Dr J-F Contou : Les résultats thérapeutiques obtenus avec l'infliximab sont décevants dans le traitement des fistules. Ce produit n'a guère changé les résultats thérapeutiques, ni la place de la chirurgie au niveau des suppurations ano-périnéales car son activité est courte, ne dépassant pas trois mois. En effet, après 3 mois, il existe 30 à 40 % de récidives et 90 % à un an. Il s'agit d'un traitement qui permet de suspendre pendant quelques temps l'activité inflammatoire pour permettre soit le relais par des immunosuppresseurs, soit l'entreprise de certaines techniques chirurgicales pendant cette phase d'apparente quiescence. De plus, le risque infectieux local ou général est important (abcès ano-périnéaux, tuberculose, listériose, aspergillose…). Nous attendons les résultats du traitement prolongé par réinjections (Etude ACCENT II) sur le maintien de la rémission obtenue par l'infliximab, bien que les procédés morphologiques par échographie ou IRM constatent la persistance du processus inflammatoire dans les trajets fistuleux pendant la période de rémission clinique apparente. Toutefois, ce traitement est assurément utile dans les lésions ano-périnéales complexes avec orifices secondaires et trajets secondaires multiples lorsqu'il existe une atteinte rectale active permettant d'éviter ou de repousser une proctectomie. Il est impératif de drainer ces lésions avant l'utilisation d'anti-TNF pour éviter le risque de sepsis. Dans une étude récente (Poritz LS : Recimade® does not abolish the need for surgery in fistulizing Crohn's disease. Dis. Colon. Rectum 2002, 45, 771-775), seulement 44 % des fistules périnéales ont une réponse complète à 6 mois, mais 44 % ont nécessité une chirurgie pour nonréponse, pour réponse incomplète ou récidive ou pour complications du traitement anti-TNF (sepsis, sténose). Le seul intérêt serait, en cas de fistules complexes, d'éviter une proctectomie (peu de malades). En ce qui concerne la colle biologique,je n'en ai pas l'expérience et la littérature ne fait état que de quelques patients atteints de MC (Desjeux A. Gastroenterol. Clin. Biol 2002 ; 26 : 23-8) (recul 3 mois) (Sentovich F. Dis. Colon. Rectum 2002 ; 45 :A24) (recul 22 mois).

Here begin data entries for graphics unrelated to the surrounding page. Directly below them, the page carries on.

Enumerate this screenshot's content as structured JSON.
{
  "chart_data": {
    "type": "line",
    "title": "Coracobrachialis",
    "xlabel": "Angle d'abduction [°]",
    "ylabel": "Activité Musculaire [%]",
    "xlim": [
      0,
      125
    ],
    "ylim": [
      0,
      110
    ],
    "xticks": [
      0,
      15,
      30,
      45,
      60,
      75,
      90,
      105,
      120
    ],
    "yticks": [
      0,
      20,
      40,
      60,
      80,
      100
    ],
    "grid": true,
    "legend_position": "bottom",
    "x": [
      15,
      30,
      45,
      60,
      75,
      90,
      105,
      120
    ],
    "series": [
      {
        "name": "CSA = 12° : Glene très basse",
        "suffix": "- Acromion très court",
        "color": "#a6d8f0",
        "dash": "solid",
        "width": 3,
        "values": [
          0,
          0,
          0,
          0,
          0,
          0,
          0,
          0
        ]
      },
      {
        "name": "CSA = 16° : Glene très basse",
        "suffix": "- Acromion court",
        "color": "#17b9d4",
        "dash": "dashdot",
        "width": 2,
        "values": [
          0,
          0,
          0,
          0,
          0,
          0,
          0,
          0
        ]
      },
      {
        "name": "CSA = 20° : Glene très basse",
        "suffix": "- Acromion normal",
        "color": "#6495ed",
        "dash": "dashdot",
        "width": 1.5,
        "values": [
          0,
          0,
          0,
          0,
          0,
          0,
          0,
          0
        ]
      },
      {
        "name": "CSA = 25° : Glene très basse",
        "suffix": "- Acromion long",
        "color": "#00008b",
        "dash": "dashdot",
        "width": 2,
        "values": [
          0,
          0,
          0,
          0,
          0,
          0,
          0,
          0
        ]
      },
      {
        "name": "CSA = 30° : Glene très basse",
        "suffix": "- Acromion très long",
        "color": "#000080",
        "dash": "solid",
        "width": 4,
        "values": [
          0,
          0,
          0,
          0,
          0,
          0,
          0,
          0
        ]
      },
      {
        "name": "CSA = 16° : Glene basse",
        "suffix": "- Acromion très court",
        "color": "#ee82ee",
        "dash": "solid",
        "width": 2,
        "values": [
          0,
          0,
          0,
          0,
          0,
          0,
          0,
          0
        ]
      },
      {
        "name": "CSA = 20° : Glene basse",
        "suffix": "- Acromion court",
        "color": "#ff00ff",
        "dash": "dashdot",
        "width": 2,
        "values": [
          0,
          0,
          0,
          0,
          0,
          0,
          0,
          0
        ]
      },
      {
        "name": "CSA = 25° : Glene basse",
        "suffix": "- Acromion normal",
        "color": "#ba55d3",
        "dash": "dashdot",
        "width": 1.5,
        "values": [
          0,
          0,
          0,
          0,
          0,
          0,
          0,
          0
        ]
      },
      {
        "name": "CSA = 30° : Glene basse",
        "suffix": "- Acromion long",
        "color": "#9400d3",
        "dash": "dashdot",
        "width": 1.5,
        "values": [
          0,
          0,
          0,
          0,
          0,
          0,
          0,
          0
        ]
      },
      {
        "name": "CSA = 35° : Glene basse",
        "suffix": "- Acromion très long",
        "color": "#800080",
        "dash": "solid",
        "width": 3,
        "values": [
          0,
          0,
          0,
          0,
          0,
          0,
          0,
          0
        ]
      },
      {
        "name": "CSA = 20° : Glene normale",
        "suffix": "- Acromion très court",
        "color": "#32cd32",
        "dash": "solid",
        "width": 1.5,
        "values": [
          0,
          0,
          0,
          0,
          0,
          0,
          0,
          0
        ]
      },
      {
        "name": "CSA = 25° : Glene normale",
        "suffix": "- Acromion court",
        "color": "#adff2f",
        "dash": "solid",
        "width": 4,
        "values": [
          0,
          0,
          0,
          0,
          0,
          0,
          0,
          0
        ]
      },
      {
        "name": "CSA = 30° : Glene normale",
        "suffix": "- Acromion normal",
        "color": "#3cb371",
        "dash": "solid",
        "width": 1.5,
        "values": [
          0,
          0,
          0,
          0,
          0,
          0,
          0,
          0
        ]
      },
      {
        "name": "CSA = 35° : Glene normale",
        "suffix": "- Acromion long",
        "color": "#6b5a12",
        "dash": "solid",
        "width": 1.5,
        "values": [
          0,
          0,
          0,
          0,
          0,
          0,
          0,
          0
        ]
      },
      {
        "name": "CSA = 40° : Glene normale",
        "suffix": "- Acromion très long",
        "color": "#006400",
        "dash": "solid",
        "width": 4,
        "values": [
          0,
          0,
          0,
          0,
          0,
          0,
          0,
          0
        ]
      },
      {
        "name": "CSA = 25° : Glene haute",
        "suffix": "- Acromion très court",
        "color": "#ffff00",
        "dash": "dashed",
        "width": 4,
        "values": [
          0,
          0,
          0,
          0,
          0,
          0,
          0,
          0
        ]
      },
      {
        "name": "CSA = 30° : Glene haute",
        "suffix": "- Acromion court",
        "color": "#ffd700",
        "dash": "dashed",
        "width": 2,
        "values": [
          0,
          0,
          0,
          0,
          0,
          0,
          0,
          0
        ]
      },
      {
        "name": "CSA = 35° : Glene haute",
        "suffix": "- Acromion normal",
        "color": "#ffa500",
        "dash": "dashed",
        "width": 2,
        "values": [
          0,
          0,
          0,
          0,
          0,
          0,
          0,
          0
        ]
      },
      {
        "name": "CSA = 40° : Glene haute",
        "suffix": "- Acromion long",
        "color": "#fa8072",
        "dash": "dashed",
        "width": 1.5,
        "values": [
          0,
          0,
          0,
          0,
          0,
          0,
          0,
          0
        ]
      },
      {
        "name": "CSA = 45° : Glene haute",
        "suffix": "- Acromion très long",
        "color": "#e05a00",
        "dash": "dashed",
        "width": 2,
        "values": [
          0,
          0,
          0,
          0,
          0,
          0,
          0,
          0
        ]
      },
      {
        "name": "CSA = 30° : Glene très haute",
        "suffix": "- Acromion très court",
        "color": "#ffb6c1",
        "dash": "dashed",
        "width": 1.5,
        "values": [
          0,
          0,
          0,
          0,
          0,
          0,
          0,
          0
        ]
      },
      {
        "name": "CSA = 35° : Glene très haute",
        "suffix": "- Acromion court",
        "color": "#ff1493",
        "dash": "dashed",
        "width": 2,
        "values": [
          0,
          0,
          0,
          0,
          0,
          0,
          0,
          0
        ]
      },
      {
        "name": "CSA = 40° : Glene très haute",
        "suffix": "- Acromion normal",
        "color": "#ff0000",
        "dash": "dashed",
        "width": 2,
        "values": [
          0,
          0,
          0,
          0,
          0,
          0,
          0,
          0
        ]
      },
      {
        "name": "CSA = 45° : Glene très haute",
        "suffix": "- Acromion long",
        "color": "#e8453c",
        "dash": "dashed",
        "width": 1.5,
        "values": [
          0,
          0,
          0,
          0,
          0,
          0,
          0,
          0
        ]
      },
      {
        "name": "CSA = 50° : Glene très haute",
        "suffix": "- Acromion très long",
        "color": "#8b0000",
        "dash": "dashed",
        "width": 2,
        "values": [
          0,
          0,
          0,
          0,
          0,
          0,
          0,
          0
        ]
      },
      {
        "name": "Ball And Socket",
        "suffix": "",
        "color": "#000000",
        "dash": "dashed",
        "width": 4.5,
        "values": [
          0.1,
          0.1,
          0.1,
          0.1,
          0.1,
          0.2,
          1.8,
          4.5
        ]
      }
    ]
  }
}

Cependant, la maladie de Crohn est très certainement un facteur prédictif d'échec, car la colle biologique semble plus efficace dans les fistules cryptoglandulaires banales que dans les fistules de la MC. Enfin, ces colles ne sont pas dénuées de risque de transmission d'agent infectieux (même les colles autologues contiennent des produits d'origine bovine).

Ce procédé doit cependant être intégré dans l'arsenal thérapeutique de la MCAP suppurante, en dépit de l'absence d'évaluation (figure 2).

 

 

En pratique :

1. Faire un état des lieux très précis des lésions ano-périnéales et de la maladie intestinale d'amont, notamment celle du rectum. Cela passe par un examen clinique sous anesthésie générale ;

2. Les examens complémentaires utiles sont : l'IRM avec antenne externe/l'écho-endoscopie anorectale, l'endoscopie rectale ;

3. En présence d'une suppuration, la chirurgie de drainage doit être la première étape avant tout traitement médical ou chirurgical (fistulotomie basse, lambeaux d'avancement). La chirurgie d'excision ou de mise à plat est rarement utile et souvent délétère ;

4. En présence de lésions ulcérées dites primaires, il faut traiter la maladie inflammatoire intestinale d'amont.En effet, ces lésions primaires reflètent l'activité inflammatoire granulomateuse de la maladie de Crohn. La chirurgie locale est à proscrire. Seuls peuvent être utilisés des topiques ou infiltrations de corticoïdes ou une antibiothérapie ;

5. En présence de sténose, il faut dilater ou recourir à la chirurgie d'excision rectale secondaire.